A bill that seeks to curtail the discretionary power of heads of state to dissolve Parliament being able to dissolve Congress and call for new legislative elections has sparked controversy within Peruvian lawmakers.
In a scenario where President Pedro Castillo does not hold a Parliamentarian majority and might face repeated obstructions from the opposition, right-wing legislators are pushing for an amendment to the constitutional norm which empowers the Executive to request the confidence of the Cabinet at any time and in any form, as set forth by the Constitutional Court when ruling out any modification that would affect the essence of the balance of powers, since Parliament has the power to dismiss the president.
Both cases have come to happen. Former President Martín Vizcarra dissolved an obstructionist Congress dominated by Fujimorism and other right-wing versions, only to be ousted by the ensuing legislature.
Faced with the opinion of the Constitutional Court, the opposition intends to pass a “law of authentic interpretation” to limit the so-called question of trust only to situations in which essential policies of the Executive are at stake.
Justice Minister Aníbal Torres and law scholar Omar Cairo, point out that modifying the terms of the request for confidence requires a Constitutional reform, which takes time and a congressional majority of two thirds, which the opposition does not have.
Torres pointed out that the project attempts to apply changes that could indirectly affect the principles and rights that, if modified, would introduce disorganization and incoherence.
Constitutional reforms must also be analyzed in light of the principles that guide the interpretation of the Constitution, which have been defined by the Constitutional Court, he explained.
The president of the Constitution Commission, Patricia Juárez, in turn, maintains that the project seeks to correct a situation of ‘imbalance of powers’ through the interpretation of Article 132 of the Constitution and denies political objectives to the proposal.
Parliament intends to speed up the appointment of the replacements of the majority of the members of the Constitutional Court, who have expired and who approved the previous opinion and appoint new ones who give the green light to “authentic interpretation.”
The draft under discussion, for the constitutionalist Omar Cairo, is contrary to the Magna Carta and affects the Executive-Legislative balance and contradicts the TC case-law.

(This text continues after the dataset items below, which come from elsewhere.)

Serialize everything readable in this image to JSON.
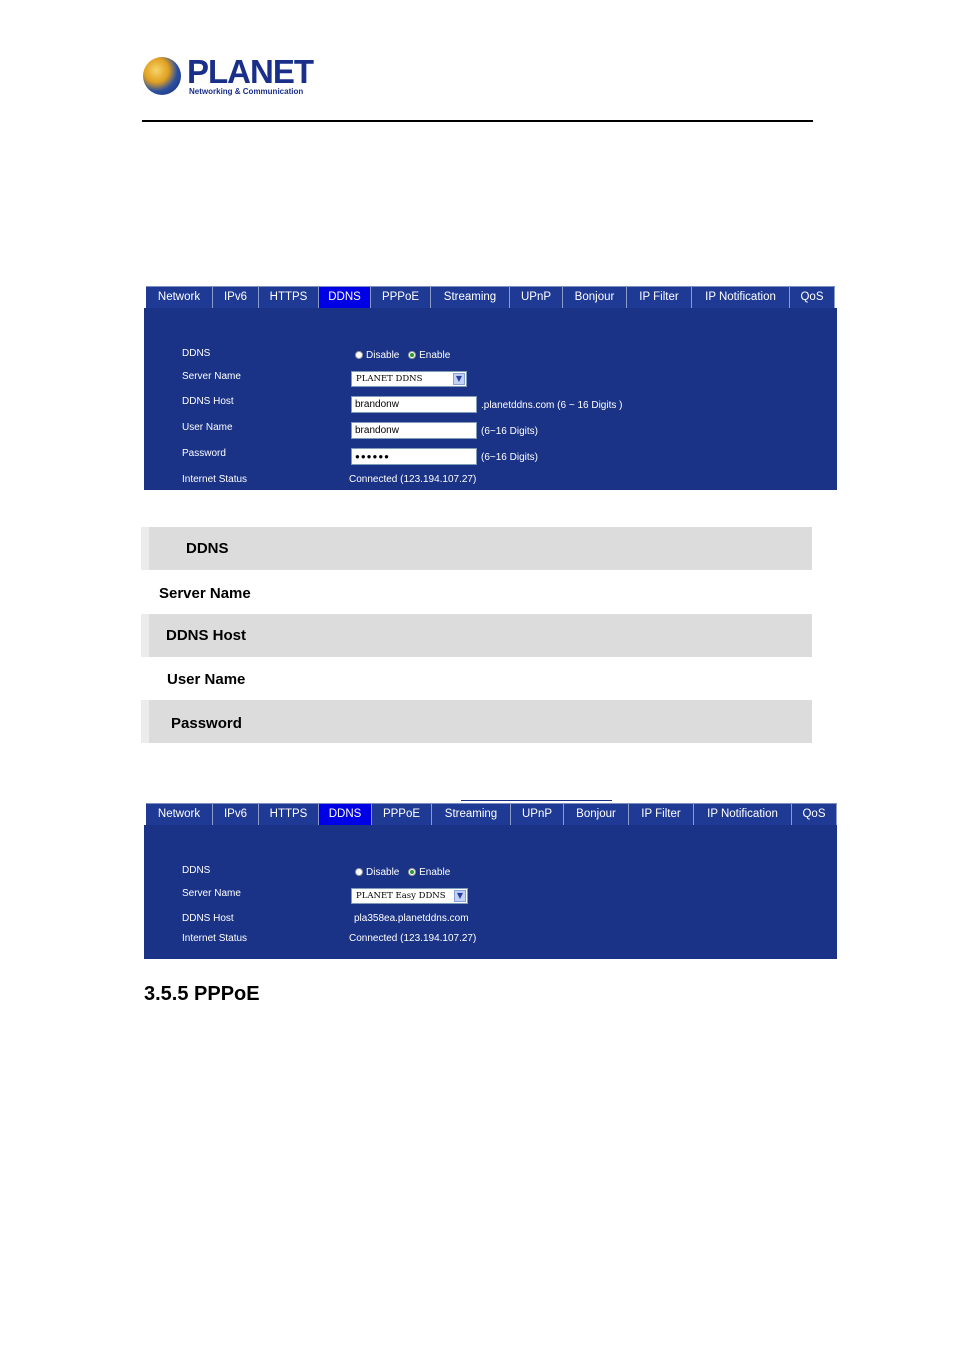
{
  "header": {
    "logo_word": "PLANET",
    "logo_tagline": "Networking & Communication"
  },
  "tabs": [
    "Network",
    "IPv6",
    "HTTPS",
    "DDNS",
    "PPPoE",
    "Streaming",
    "UPnP",
    "Bonjour",
    "IP Filter",
    "IP Notification",
    "QoS"
  ],
  "active_tab": "DDNS",
  "panel1": {
    "ddns_label": "DDNS",
    "disable_label": "Disable",
    "enable_label": "Enable",
    "ddns_selected": "Enable",
    "server_name_label": "Server Name",
    "server_name_value": "PLANET DDNS",
    "ddns_host_label": "DDNS Host",
    "ddns_host_value": "brandonw",
    "ddns_host_hint": ".planetddns.com (6 ~ 16 Digits )",
    "user_name_label": "User Name",
    "user_name_value": "brandonw",
    "user_name_hint": "(6~16 Digits)",
    "password_label": "Password",
    "password_value": "●●●●●●",
    "password_hint": "(6~16 Digits)",
    "status_label": "Internet Status",
    "status_value": "Connected (123.194.107.27)"
  },
  "description_rows": [
    "DDNS",
    "Server Name",
    "DDNS Host",
    "User Name",
    "Password"
  ],
  "panel2": {
    "ddns_label": "DDNS",
    "disable_label": "Disable",
    "enable_label": "Enable",
    "ddns_selected": "Enable",
    "server_name_label": "Server Name",
    "server_name_value": "PLANET Easy DDNS",
    "ddns_host_label": "DDNS Host",
    "ddns_host_value": "pla358ea.planetddns.com",
    "status_label": "Internet Status",
    "status_value": "Connected (123.194.107.27)"
  },
  "section_title": "3.5.5 PPPoE",
  "colors": {
    "panel_bg": "#1a3387",
    "tab_bg": "#1f3a94",
    "tab_active_bg": "#0000e6",
    "row_shade": "#dcdcdc"
  }
}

The text under discussion establishes that the Government may not request trust in cases in which it ties it to a constitutional reform project or any issue that Parliament considers to be within its jurisdiction. With this, this project or prediction does not restore the balance of powers, but affects it, said Cairo, recalling the previous ruling that does not place limits on requests for trust.
What they want to do is suppress what was indicated by the supreme interpreter of the Constitution, they want to interpret the maximum interpreter, he asserted in a deliberate redundancy.
If the project is successful, Parliament will be able to deny its discretion to ministerial cabinets, which would be a weapon of constant destabilization and, according to Cairo, would leave the Government defenceless before the power of Congress to remove the president for the vague cause of “permanent moral incapacity,” an idea which was reportedly targeted at Prime Minister Guido Bellido.
Meanwhile, Congress Speaker María del Carmen Alva has denied allegations from the ruling party that she has an “undemocratic and coup-minded attitude.”
President Castillo's supporters have been claiming that the opposition was seeking to remove him from office and destabilize democracy.